Los bosques africanos han pasado oficialmente de absorber dióxido de carbono a emitirlo, según un nuevo estudio internacional.
Investigadores de las universidades de Leicester, Sheffield y Edimburgo descubrieron que, a partir de 2010, los bosques del continente empezaron a liberar más carbono del que capturan. Este cambio amenaza con socavar los esfuerzos globales para cumplir con los objetivos de temperatura del Acuerdo de París.
Tras analizar más de una década de datos satelitales, el estudio publicado enScientific Reportsrevela que la deforestación y la degradación generalizada en las regiones tropicales han provocado pérdidas masivas de biomasa. Estas pérdidas superan con creces cualquier ganancia de carbono derivada de la regeneración forestal en otras zonas.
Una década de pérdida de biomasa
Entre 2010 y 2017, África perdió aproximadamente 106.000 millones de kilogramos de biomasa forestal al año. Esta pérdida equivale, aproximadamente, al peso de 106 millones de automóviles.
Los descensos más graves se produjeron en los bosques tropicales húmedos de hoja ancha, especialmente en la República Democrática del Congo, Madagascar y partes de África Occidental. Aunque algunas regiones de sabana experimentaron ligeros incrementos en el almacenamiento de carbono debido al crecimiento de matorrales, estos avances fueron insuficientes para compensar las pérdidas en las zonas tropicales.
El profesor Heiko Balzter, director del Instituto de Futuros Ambientales de la Universidad de Leicester, calificó los hallazgos como una llamada de atención crítica para la política climática mundial.
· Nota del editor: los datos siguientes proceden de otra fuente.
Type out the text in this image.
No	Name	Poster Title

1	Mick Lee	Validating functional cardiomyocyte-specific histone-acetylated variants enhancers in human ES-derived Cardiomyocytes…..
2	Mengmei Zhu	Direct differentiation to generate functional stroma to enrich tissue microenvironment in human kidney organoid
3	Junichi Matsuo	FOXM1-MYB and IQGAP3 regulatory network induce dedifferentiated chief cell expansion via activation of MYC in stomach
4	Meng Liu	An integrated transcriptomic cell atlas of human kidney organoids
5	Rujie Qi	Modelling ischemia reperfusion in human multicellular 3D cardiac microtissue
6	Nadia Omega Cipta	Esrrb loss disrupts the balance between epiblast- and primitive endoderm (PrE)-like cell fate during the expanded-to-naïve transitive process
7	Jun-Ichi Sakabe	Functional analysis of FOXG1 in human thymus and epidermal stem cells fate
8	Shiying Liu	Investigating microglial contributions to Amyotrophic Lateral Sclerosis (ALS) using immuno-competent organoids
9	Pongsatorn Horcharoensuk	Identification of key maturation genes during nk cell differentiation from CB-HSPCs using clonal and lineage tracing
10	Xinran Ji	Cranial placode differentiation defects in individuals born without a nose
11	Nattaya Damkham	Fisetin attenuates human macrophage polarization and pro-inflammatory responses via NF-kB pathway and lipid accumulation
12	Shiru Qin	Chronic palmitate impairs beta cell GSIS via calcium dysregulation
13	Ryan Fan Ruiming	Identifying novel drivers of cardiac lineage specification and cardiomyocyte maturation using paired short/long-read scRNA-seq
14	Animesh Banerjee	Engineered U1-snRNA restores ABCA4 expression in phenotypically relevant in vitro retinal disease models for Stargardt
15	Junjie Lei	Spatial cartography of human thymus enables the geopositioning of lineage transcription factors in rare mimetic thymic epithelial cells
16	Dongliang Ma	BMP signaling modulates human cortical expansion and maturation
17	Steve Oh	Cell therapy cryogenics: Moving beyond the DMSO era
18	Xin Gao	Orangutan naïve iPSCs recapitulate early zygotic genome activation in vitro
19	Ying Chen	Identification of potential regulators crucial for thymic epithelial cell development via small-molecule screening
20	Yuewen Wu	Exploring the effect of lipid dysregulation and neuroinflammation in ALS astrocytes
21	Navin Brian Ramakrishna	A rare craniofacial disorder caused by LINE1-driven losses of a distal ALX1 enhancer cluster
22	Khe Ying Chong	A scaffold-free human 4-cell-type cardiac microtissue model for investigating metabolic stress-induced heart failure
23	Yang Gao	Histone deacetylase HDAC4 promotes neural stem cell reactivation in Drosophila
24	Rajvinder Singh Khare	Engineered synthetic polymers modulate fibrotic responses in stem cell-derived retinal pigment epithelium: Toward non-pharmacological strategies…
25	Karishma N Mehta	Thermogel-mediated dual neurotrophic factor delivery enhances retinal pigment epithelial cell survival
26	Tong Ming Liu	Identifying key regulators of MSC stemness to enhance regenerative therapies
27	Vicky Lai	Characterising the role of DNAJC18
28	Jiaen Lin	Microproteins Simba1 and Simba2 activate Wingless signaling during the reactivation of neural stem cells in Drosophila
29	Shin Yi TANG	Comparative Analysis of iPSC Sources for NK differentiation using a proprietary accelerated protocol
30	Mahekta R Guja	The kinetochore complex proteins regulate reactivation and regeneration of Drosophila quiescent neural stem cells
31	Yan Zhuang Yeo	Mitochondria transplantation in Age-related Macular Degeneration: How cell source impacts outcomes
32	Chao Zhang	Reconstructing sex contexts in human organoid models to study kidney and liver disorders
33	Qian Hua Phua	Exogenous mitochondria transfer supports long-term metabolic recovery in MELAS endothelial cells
"Si los bosques de África ya no absorben carbono, significa que otras regiones y el mundo en su totalidad tendremos que reducir las emisiones de gases de efecto invernadero de forma aún más drástica para mantener el objetivo de los 2 °C", afirmó Balzter.
Asimismo, instó a aumentar rápidamente la financiación climática para iniciativas como laTropical Forests Forever Facility, con el fin de poner fin a la deforestación global.
Para monitorizar estos cambios, el equipo de investigación utilizó el instrumento láser GEDI de la NASA y los satélites de radar ALOS de Japón, junto con técnicas de aprendizaje automático. Esto permitió realizar el mapeo más detallado de los cambios de biomasa en el continente hasta la fecha.
La doctora Nezha Acil, coautora de la Universidad de Leicester, señaló que revertir esta tendencia requiere una gobernanza forestal más sólida y una mayor vigilancia contra la tala ilegal. Destacó que los programas de restauración a gran escala, como la iniciativa AFR100, son herramientas esenciales para reparar el daño.
El doctor Pedro Rodríguez-Veiga, quien lideró gran parte del análisis, advirtió que el cambio en los bosques africanos está alterando el balance global de carbono. Señaló que, si estos bosques se convierten en una fuente permanente de carbono, alcanzar los objetivos climáticos mundiales será significativamente más difícil.